Liparetrus xanthotrichus

Scientific classification
- Kingdom: Animalia
- Phylum: Arthropoda
- Clade: Pancrustacea
- Class: Insecta
- Order: Coleoptera
- Suborder: Polyphaga
- Infraorder: Scarabaeiformia
- Family: Scarabaeidae
- Genus: Liparetrus
- Species: L. xanthotrichus
- Binomial name: Liparetrus xanthotrichus Blanchard, 1850

= Liparetrus xanthotrichus =

- Genus: Liparetrus
- Species: xanthotrichus
- Authority: Blanchard, 1850

Species of beetle

Liparetrus xanthotrichus is a species of beetle of the family Scarabaeidae.

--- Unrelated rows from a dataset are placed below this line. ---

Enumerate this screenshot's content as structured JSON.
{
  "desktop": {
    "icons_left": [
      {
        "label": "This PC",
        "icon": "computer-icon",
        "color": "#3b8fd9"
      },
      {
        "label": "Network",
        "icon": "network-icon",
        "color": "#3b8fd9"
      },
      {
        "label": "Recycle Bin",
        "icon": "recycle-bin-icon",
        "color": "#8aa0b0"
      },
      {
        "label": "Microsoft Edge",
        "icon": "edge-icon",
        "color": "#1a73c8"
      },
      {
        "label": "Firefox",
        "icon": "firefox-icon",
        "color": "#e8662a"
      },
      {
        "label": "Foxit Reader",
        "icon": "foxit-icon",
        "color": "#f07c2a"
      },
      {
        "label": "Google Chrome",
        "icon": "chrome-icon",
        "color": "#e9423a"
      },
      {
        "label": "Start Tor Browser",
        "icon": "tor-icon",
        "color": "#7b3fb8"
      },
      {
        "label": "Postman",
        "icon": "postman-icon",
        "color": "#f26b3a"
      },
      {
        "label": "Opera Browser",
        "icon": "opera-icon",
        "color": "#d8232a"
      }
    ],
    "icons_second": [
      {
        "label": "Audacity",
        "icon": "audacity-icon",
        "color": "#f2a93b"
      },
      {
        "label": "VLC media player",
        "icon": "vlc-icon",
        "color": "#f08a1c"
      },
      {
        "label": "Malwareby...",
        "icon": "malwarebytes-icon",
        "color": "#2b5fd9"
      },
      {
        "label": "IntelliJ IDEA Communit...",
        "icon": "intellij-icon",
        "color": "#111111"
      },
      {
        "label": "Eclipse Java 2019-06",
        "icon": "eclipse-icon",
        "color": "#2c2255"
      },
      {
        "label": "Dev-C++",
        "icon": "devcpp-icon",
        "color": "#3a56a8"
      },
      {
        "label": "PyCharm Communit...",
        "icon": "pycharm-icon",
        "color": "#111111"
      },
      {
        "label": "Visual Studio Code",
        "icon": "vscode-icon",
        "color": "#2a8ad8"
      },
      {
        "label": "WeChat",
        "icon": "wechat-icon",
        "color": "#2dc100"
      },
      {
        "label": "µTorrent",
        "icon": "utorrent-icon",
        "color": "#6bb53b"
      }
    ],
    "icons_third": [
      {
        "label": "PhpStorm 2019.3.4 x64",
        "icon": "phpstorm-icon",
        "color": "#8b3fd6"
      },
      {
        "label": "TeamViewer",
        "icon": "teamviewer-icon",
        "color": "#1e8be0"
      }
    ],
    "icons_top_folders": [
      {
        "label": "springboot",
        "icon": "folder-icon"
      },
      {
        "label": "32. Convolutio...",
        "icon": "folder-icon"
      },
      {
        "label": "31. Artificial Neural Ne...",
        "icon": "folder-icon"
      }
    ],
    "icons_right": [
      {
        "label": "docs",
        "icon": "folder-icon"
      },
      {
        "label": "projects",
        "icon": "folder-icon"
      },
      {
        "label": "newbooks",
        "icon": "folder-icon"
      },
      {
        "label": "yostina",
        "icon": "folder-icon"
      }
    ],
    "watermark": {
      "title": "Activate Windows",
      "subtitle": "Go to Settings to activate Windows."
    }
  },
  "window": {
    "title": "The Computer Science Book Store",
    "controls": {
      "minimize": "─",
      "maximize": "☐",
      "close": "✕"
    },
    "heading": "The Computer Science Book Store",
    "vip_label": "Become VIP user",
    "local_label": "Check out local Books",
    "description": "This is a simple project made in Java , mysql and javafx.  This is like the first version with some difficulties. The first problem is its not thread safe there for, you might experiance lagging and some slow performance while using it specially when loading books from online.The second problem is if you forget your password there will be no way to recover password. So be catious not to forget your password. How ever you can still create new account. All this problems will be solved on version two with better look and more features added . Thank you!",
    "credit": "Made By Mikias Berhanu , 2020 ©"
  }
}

It is found in Australia (New South Wales).

== Taxonomy ==
This species belongs to the marginipennis species group. The defining characters of this group include the presence of setae on the disc of the pronotum. The elytra normally also have setae on the disc, but these may be absent, in which case there is at least a continuous fringe of setae on the anterior margin.

== Description ==
Adults reach a length of about 8-10 mm. The head, pronotum, abdomen and ventral surface are black, while the elytra are reddish yellow with black basal and lateral margins. The antennae are yellowish with a black club.